Taiwan News, Staff Writer
2014-03-18 03:11 PM
The ruling Kuomintang legislative caucus on Tuesday refused to have the review of the service trade pact with China returned to the committee level as the opposition boycotted a plenary meeting.
After the accord was signed last June, the government reluctantly agreed to have it reviewed and voted on clause by clause by the Legislative Yuan. During a chaotic meeting Monday, KMT lawmakers declared the pact had cleared the committee level and only needed to be submitted to a full floor meeting. When the meeting started Tuesday morning, the opposition occupied the podium, leading to the day’s proceedings being canceled.
The trade pact will affect more than a thousand sectors of the economy and have an impact on the livelihood of millions, yet the government has broken its promise of a thorough review before the accord could go into effect, Su said.
On Thursday March 20, the DPP will invite representatives of other opposition parties, social movements and business groups to supervise the pact together, the DPP leader said. The following day, the public should surround the Legislative Yuan to emphasize the importance of a review to Taiwan’s democracy and national security, Su said.
The DPP said that as long as there was no serious review of the pact, there would not be full meetings of the Legislative Yuan nor question time for Premier Jiang Yi-huah and his Cabinet ministers.
The DPP demanded the ruling camp live up to an earlier agreement to conduct a serious review of the trade pact clause by clause. It was totally unacceptable for the chairman of Monday’s joint meeting of eight committees, KMT legislator Chang Ching-chung, to have declared the meeting open and the review of the pact then completed, the DPP said.
During a meeting marked by brawls and scuffles, Chang declared the trade-in-services pact filed to the legislative floor for further reference. He also said the three-month review period for the accord, which he described as an administrative order, were over. Ruling camp lawmakers said it was now enough for Legislative Speaker Wang Jin-pyng to sign a statement declaring the accord as reviewed for the agreement to take effect.
The KMT and the DPP cited constitutional rulings to accuse each other of having violated proper proceedings on the trade accord. The DPP said the legislative review was needed because the pact was a matter of national importance, while KMT caucus chief Lin Hung-chih said that because no laws needed to be changed, the constitutional ruling did not apply.
It was up to the full legislative floor meeting how the accord proceeded further, but the KMT would definitely not agree to return the issue to the committee level, Lin told reporters.

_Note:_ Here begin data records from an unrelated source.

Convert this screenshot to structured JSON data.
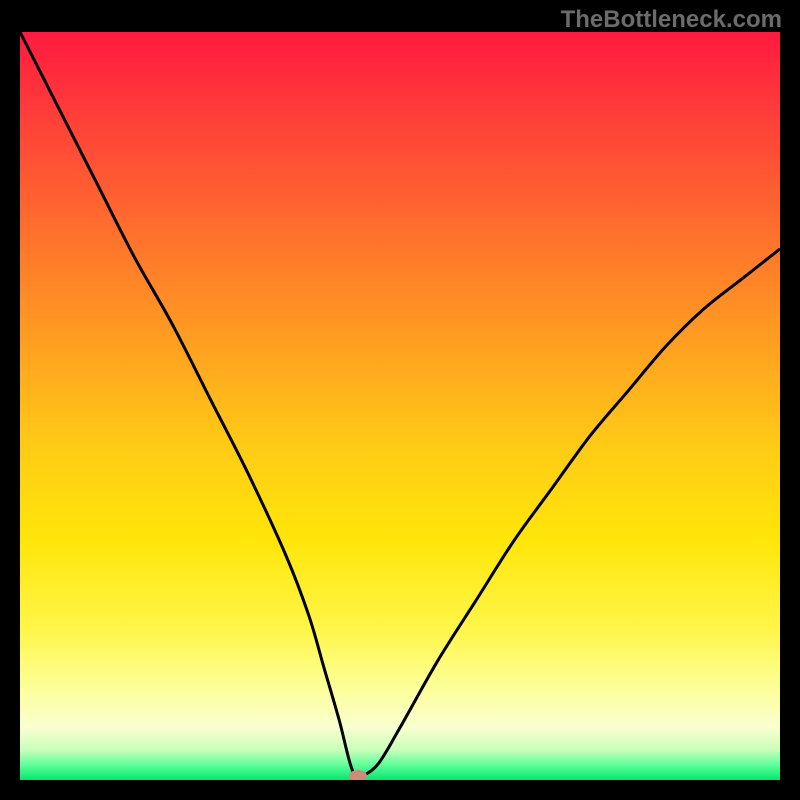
{
  "watermark": "TheBottleneck.com",
  "chart_data": {
    "type": "line",
    "title": "",
    "xlabel": "",
    "ylabel": "",
    "xlim": [
      0,
      100
    ],
    "ylim": [
      0,
      100
    ],
    "series": [
      {
        "name": "curve",
        "x": [
          0,
          5,
          10,
          15,
          20,
          25,
          30,
          35,
          38,
          40,
          42,
          43.5,
          44.5,
          47,
          50,
          55,
          60,
          65,
          70,
          75,
          80,
          85,
          90,
          95,
          100
        ],
        "y": [
          100,
          90,
          80,
          70,
          61,
          51,
          41,
          30,
          22,
          15,
          8,
          2,
          0.5,
          2,
          7,
          16,
          24,
          32,
          39,
          46,
          52,
          58,
          63,
          67,
          71
        ]
      }
    ],
    "marker": {
      "x": 44.5,
      "y": 0.6
    },
    "colors": {
      "curve": "#000000",
      "marker": "#d08a7a",
      "gradient_top": "#ff1a3f",
      "gradient_bottom": "#00e86e",
      "frame": "#000000"
    }
  }
}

Activists criticizing the way in which the trade pact has been handled by the government from the start said they would spend the night outside the Legislative Yuan and launch a siege by protesters beginning Wednesday morning. A group of the activists reportedly succeeded in entering the Legislature's grounds through a side entrance Tuesday evening.
The legislative speaker closed Tuesday’s morning meeting at 11:30, as no consensus was likely to be reached during the rest of the day, reports said. The premier and his ministers were allowed to leave the assembly.
DPP headquarters called on the government to respect its June 25 agreement to have the pact reviewed by the Legislature. Party officials called on President Ma Ying-jeou to come out and explain why the KMT, which he chairs, changed its mind. The opposition group denied it had ever completely opposed the trade-in-services pact, while predicting it would propose its own version Wednesday.
Critics of the deal with China called for the renegotiation of those parts which did not give equal treatment to Taiwanese businesses, but the government emphasized this was not possible.
Former Premier Frank Hsieh called for the widest possible cooperation in conducting a total protest action.
“The KMT committed an unpardonable mistake,” he said, adding that the governing party had also destroyed future interaction between ruling camp and opposition.